Is the return to target a (rare) piece of good news for Rishi Sunak and his MPs? Many in the Tory camp will argue that isn’t even a question: it’s the one priority Sunak announced when he entered Downing Street that has been delivered – and despite politicians having very little control over whether the inflation rate goes up or down (that’s largely down to money supply and interest rates, controlled by the Bank of England), the simple fact that the fight against spiralling inflation has been brought to an end under this government is a win for the Conservatives.

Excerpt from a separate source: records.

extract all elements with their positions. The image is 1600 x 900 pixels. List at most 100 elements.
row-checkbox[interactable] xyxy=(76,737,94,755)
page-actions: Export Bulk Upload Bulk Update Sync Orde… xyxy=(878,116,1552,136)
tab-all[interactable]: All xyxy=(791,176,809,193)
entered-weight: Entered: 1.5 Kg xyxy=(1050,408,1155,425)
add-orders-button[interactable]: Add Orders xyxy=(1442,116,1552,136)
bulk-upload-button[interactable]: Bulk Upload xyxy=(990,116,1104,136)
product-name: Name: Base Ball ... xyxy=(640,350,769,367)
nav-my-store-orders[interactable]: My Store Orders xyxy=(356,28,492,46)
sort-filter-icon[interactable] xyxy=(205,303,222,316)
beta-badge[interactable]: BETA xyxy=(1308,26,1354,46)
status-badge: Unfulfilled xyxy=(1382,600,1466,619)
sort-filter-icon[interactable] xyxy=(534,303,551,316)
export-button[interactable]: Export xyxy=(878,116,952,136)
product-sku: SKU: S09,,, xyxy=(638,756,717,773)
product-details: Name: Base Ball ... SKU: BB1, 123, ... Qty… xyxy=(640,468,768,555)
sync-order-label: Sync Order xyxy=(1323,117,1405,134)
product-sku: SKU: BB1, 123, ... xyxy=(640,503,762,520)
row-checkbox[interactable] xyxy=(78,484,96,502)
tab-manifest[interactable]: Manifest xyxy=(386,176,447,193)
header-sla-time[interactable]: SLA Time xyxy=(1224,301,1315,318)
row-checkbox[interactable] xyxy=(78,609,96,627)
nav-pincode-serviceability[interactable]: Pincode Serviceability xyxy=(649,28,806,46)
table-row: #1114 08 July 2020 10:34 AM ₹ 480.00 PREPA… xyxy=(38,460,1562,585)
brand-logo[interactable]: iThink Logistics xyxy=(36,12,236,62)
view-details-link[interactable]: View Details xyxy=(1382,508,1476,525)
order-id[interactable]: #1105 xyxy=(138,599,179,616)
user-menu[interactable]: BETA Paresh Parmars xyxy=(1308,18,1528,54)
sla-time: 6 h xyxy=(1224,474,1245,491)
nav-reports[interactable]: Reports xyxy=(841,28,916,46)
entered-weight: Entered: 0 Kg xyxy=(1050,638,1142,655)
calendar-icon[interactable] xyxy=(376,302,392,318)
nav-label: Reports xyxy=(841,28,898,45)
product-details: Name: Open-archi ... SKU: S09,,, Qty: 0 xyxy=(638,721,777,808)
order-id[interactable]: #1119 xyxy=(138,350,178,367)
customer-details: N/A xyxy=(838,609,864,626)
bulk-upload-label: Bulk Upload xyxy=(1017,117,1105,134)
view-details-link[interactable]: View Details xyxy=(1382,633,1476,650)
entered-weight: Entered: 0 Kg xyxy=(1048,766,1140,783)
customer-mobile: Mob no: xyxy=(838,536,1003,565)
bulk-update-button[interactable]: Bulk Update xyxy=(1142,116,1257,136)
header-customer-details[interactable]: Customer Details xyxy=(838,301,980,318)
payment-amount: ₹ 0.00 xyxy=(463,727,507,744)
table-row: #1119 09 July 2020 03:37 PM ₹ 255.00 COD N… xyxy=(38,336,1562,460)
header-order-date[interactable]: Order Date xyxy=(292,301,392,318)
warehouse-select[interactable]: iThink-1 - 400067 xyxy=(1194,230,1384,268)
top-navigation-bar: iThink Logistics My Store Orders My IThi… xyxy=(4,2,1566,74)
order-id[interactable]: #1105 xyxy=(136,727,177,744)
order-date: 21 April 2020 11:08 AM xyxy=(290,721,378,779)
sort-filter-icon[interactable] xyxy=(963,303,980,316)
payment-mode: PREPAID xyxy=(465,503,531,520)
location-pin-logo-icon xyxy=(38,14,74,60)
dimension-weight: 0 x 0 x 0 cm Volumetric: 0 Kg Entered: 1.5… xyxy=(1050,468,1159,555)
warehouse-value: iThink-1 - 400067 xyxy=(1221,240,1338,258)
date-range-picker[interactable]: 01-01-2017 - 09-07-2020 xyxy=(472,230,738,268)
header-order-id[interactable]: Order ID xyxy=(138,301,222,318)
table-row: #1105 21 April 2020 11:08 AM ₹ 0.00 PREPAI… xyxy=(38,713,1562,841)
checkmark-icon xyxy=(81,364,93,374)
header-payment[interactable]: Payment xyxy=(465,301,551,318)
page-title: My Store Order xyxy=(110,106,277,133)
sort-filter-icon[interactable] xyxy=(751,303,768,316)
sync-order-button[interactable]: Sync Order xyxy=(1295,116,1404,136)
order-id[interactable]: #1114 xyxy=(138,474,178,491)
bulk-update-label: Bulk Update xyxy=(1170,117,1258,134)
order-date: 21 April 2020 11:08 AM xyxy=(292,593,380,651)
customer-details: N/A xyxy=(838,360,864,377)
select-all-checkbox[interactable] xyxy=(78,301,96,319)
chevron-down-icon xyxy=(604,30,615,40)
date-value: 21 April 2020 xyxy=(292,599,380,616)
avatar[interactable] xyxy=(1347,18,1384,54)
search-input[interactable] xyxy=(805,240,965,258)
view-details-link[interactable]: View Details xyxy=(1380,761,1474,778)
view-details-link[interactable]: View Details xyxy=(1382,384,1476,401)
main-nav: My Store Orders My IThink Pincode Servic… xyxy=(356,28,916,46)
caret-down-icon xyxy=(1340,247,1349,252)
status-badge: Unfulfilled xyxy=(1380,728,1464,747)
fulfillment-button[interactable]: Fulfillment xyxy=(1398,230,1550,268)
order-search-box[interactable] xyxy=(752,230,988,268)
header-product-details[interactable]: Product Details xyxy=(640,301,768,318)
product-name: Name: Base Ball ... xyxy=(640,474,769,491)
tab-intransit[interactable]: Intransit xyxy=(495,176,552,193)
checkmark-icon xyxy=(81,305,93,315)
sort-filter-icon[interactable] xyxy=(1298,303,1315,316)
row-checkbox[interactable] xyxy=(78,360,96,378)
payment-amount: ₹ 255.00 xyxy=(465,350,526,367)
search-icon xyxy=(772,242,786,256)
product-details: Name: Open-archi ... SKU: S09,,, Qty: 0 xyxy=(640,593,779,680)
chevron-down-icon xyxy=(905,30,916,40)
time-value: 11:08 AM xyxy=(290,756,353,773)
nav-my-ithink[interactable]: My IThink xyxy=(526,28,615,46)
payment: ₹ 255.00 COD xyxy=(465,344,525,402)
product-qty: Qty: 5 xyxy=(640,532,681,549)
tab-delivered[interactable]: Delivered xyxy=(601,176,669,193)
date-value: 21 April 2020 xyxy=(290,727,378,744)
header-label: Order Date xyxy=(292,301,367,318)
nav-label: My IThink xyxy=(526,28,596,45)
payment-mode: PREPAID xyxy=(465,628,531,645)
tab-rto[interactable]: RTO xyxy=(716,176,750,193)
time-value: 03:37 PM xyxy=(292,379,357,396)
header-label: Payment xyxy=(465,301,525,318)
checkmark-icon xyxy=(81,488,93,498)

But the return to target is also a painful reminder of what triggered an early election in the first place. Sunak used the good inflation data (and higher-than-expected growth data) from last month to spring into a campaign, insisting that the ‘plan and priorities’ that he ‘set out are working.’ It was supposed to distract from what hadn’t been delivered: specifically his pledge to ‘stop the boats’ which looked more precarious going into the summer, with the number of people arriving across the Channel set to rise, while doubts were also rising about whether flights to Rwanda would really take off.
But if the strategy relies on the economy ‘turning the corner’, as ministers like to say, the public needs to experience this for themselves. Far more compelling to allow people a bit of time to feel the benefits – something that might have started to happen had the Prime Minister waited until the autumn to go to the polls.
It’s a hard argument to make even with more positive data these days, as living standards have still not recovered to their pre-pandemic levels. ‘I’m not going to claim everything is fine,’ shadow chancellor Rachel Reeves said on the media round this morning. It’s not really a point that the Tories dispute – they are careful not to exaggerate or oversell the success of getting inflation under control. But it means there are restraints on how hard they can push their core election message. Of course if you are having to tell people that they are better off than they were six months or a year ago, you are already on the back foot.
A slightly longer timeline might have also allowed for at least one interest rate cut, which is not expected to happen tomorrow when we get the next announcement on rates from the Monetary Policy Committee. As Capital Economics notes this morning, the ‘big disappointment for the Bank’ in today’s inflation release will be that ‘services inflation only nudged down from 5.9 per cent to 5.7 per cent)’ – the expectation was for a greater slowdown. The forecaster says ‘today’s release won’t alleviate the Bank’s concerns about persistent price pressures entirely’ further reducing the (already low) chances of an interest rate cut tomorrow.
Those expectations dropped even further when Sunak called the election. It would be very surprising if the Bank were to start its rate-cutting process during an election, given its fears of being seen to act politically in any way. But rate cuts are not thought to be too far off, either. And whoever is in power when the process starts is likely to get the credit.